Sure, you don’t know me and those words probably mean very little to you. I am just a column of letters that can sometimes form coherent sentences. I am entirely replaceable. Whoever takes this job after me will do it better, not to mention be a more eloquent writer (or at least, refer to themselves less). This goes without saying and I do not have an inkling of doubt in that fact.
But though I may be second rate, I’d like to believe that I am more than just a few words printed onto a page. I am a twin with glasses that sit diagonally on my face because I can never be bothered to fix them. I usually go places unshaven, just because I have a terrible knack to be lazy. I like to think I am generous, but at the same time I am conflicted with my modesty. I joke needlessly and battle the world with a smile. And I am not a quitter, or I wasn’t until I began this.
I could say that university does this to people: separating their passions and desires with a fine line called a grade point average. But I will not provide excuses for my leave of absence. If you love something, you make time for it, though I’ll admit that I’m finding it hard enough to both have love and give it.
I think back to where things could’ve gone wrong. Jump back to my childhood, and you’ll find a time when I was laughing a whole lot more, a time where limitations were the confines of my imagination and where I gave life to new worlds with a sway of a pen or a whisper of a word.
You might even find me praying because I was religious back then. Every night, my knees found themselves on the hardwood floor as I murmured a dream of world peace, a peanut butter sandwich for lunch, and that my family would stop fighting. Other days I implored that I didn’t have to pray as much, especially to the person who created me, the person who knows me best.
But what I prayed for the most was no different than what anyone else did: happiness, even if it meant a sacrifice of my own. I told God I’d wait forever because happiness is that important.
Fifteen years later found me in university and I found myself still waiting. I’ll grant that forever is a really long time, though. So long, in fact, that I wasn’t religious anymore; yet I continued to pray to the ceiling for happiness. I was a walking paradox.
That is, until I found this place. The Silhouette. Now I’m a writing paradox because I consider these words my rosaries, these sentences my beatitudes. Call it old fashion, but if there is happiness anywhere, it is in the news we read and the news we write.
I joined the Silhouette for that reason.

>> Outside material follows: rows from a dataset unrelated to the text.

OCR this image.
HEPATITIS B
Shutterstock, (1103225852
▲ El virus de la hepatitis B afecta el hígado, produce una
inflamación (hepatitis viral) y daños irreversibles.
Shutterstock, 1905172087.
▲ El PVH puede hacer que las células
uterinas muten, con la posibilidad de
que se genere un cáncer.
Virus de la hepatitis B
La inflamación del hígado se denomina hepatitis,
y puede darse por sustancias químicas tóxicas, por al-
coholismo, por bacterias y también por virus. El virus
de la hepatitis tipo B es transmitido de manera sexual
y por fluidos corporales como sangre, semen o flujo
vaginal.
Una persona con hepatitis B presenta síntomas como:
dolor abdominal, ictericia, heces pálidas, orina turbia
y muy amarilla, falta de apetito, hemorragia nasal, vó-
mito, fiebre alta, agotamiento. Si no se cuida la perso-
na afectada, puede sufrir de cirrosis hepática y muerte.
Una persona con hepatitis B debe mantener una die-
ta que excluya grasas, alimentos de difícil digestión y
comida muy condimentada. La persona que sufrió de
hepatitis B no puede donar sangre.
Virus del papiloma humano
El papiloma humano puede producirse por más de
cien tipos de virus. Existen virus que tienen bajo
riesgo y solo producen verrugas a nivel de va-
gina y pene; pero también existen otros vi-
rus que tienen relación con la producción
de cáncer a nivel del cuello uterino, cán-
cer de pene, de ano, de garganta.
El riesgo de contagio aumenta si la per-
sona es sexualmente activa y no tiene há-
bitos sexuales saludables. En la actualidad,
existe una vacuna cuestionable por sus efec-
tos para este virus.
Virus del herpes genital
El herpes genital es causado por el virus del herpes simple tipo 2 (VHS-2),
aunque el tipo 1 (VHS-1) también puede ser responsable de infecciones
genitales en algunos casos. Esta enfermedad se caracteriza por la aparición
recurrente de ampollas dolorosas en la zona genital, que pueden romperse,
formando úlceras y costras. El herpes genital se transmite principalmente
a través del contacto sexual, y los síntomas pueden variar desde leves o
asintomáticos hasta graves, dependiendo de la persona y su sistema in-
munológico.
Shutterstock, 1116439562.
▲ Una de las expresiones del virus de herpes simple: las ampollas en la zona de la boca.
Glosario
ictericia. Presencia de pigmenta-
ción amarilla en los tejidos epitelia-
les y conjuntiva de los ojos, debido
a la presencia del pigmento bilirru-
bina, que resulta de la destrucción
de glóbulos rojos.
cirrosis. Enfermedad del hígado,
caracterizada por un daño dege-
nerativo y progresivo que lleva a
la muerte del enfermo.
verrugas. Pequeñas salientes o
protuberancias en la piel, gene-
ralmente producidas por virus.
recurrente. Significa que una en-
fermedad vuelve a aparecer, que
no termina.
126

Sure, it was arduous. Yeah, it was exhausting. And yes, I’ll admit it was often utterly thankless.
But while I may have been encouraging an onset of early alcoholism and perhaps even more truthfully I have a masochistic penchant for taking on more work, I do believe that the Silhouette, and the work necessary to be a competent editor, has a silver lining.
This is because it is the coal that turns into the diamond; the cocoon into the butterfly. At the end of the Wednesday night and the inevitable crawl into a Thursday morning, when the final page is printed, the cover is folded, and the shelves are stacked, I have faded into a silhouette of words.
With them, I am not simply a shadow or an outline, but rather part of a collective whole that creates the darkened image of McMaster’s journalism: the Silhouette. My name or position doesn’t matter. What I chose to say does.
Now, as I sit here in the darkness of the office, I am leaving this shadow and entering the light. It isn’t because I want to but because I have to. I have to leave this place that provided my happiness - true, written happiness - for over a year.
I am not sure what will happen when I leave it. All I know is that these are among my last words as an Opinions editor, and like the names that faded before me, like the period after this very sentence, I wish I could say more.